Guillaume Sarlat : Il y a effectivement une philosophie générale dans ce plan : il est constitué pour l’essentiel de mesures de pouvoir d’achat direct.

La revalorisation et l’extension des bourses, l’aide à la recherche du premier emploi, l’accès à la CMU-C ou encore la garantie locative sont en effet des mesures qui vont donner immédiatement plus de pouvoir d’achat aux jeunes.
C’est logique, malheureusement. D’abord parce que nous sommes à un an des élections présidentielles et législatives. Le gouvernement choisit donc de privilégier les mesures les plus immédiatement visibles et donc a priori les plus rentables électoralement. Et ensuite parce que ce plan est dans la droite ligne de l’action de ce gouvernement depuis quatre ans, à savoir la paupérisation et la précarisation du pays en général, et des jeunes en particulier, par des exonérations de charges sur les bas salaires, et la compensation, partielle, de ces effets néfastes par des aides de l’Etat. La garantie jeunes, le nom savant du RMI jeunes, est un autre exemple de ce "traitement social des jeunes" par ce gouvernement ; ce dispositif devrait d’ailleurs être généralisé discrètement par la loi El Khomri.
La seule mesure qui ne relève pas de cette logique est la surtaxation des Contrats à Durée Déterminée (CDD). Mais cette mesure porte en elle-même sa propre contradiction : soit il y a des abus sur l’utilisation des CDD, et alors il faut les sanctionner, soit l’utilisation des CDD correspond à leur vocation, et on comprend mal pourquoi il faudrait les surtaxer, surtout s’ils constituent, dans un contexte de très fort chômage des jeunes, un moyen pour eux d’accéder au marché du travail et donc d’acquérir une expérience…
Ce qu’il faut taxer, ce sont les comportements néfastes des entreprises pour la société, par exemple lorsque les entreprises ne forment pas leurs personnels ou lorsqu’elles génèrent des allers et retours incessants entre l’emploi et le chômage.

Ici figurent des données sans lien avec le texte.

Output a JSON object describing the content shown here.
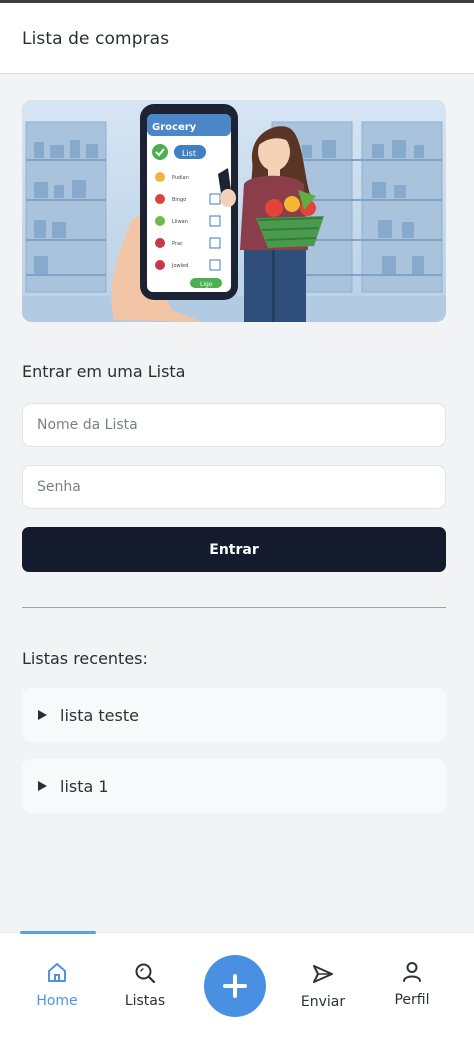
{
  "header": {
    "title": "Lista de compras"
  },
  "hero": {
    "phone_header": "Grocery",
    "phone_chip": "List",
    "phone_items": [
      "Pudian",
      "Bingo",
      "Lliwan",
      "Prac",
      "Jowled"
    ],
    "phone_footer_button": "Ligo"
  },
  "join": {
    "title": "Entrar em uma Lista",
    "name_placeholder": "Nome da Lista",
    "password_placeholder": "Senha",
    "enter_label": "Entrar"
  },
  "recent": {
    "title": "Listas recentes:",
    "items": [
      {
        "label": "lista teste"
      },
      {
        "label": "lista 1"
      }
    ]
  },
  "nav": {
    "items": [
      {
        "label": "Home",
        "icon": "home-icon",
        "active": true
      },
      {
        "label": "Listas",
        "icon": "search-icon"
      },
      {
        "label": "Enviar",
        "icon": "send-icon"
      },
      {
        "label": "Perfil",
        "icon": "user-icon"
      }
    ],
    "fab_icon": "plus-icon"
  },
  "colors": {
    "accent": "#4a90e2",
    "button_dark": "#131b2c",
    "background": "#f2f3f4"
  }
}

Gilles Saint-Paul :La philosophie générale des mesures présentées est celle du socialisme à la française. Elle consiste à utiliser la fiscalité pour redistribuer de l’argent au profit de divers groupe sociaux, tout en grevant l’économie d’impôts et de réglementations qui maintiennent ces groupes dans une situation de dépendance par rapport aux dépenses publiques. L’essentiel étant de maintenir ces groupes dans cette dépendance et de les convaincre qu’il n’y a pas d’autre issue pour eux que de percevoir des allocations, par ailleurs médiocres, afin de s’assurer de leur loyauté sur le plan politique. 

Tout comme le mouvement Nuit Debout semble s’être formé en "réaction", sans véritable revendication, le plan du gouvernement n'est-il pas un geste avant tout défensif, face à la mobilisation des jeunes ? Dans quelle mesure s'agit-il d'une simple réaction, qui a davantage pour objectif de traiter les conséquences d'une politique que les racines profondes du malaise d’une partie de la jeunesse ?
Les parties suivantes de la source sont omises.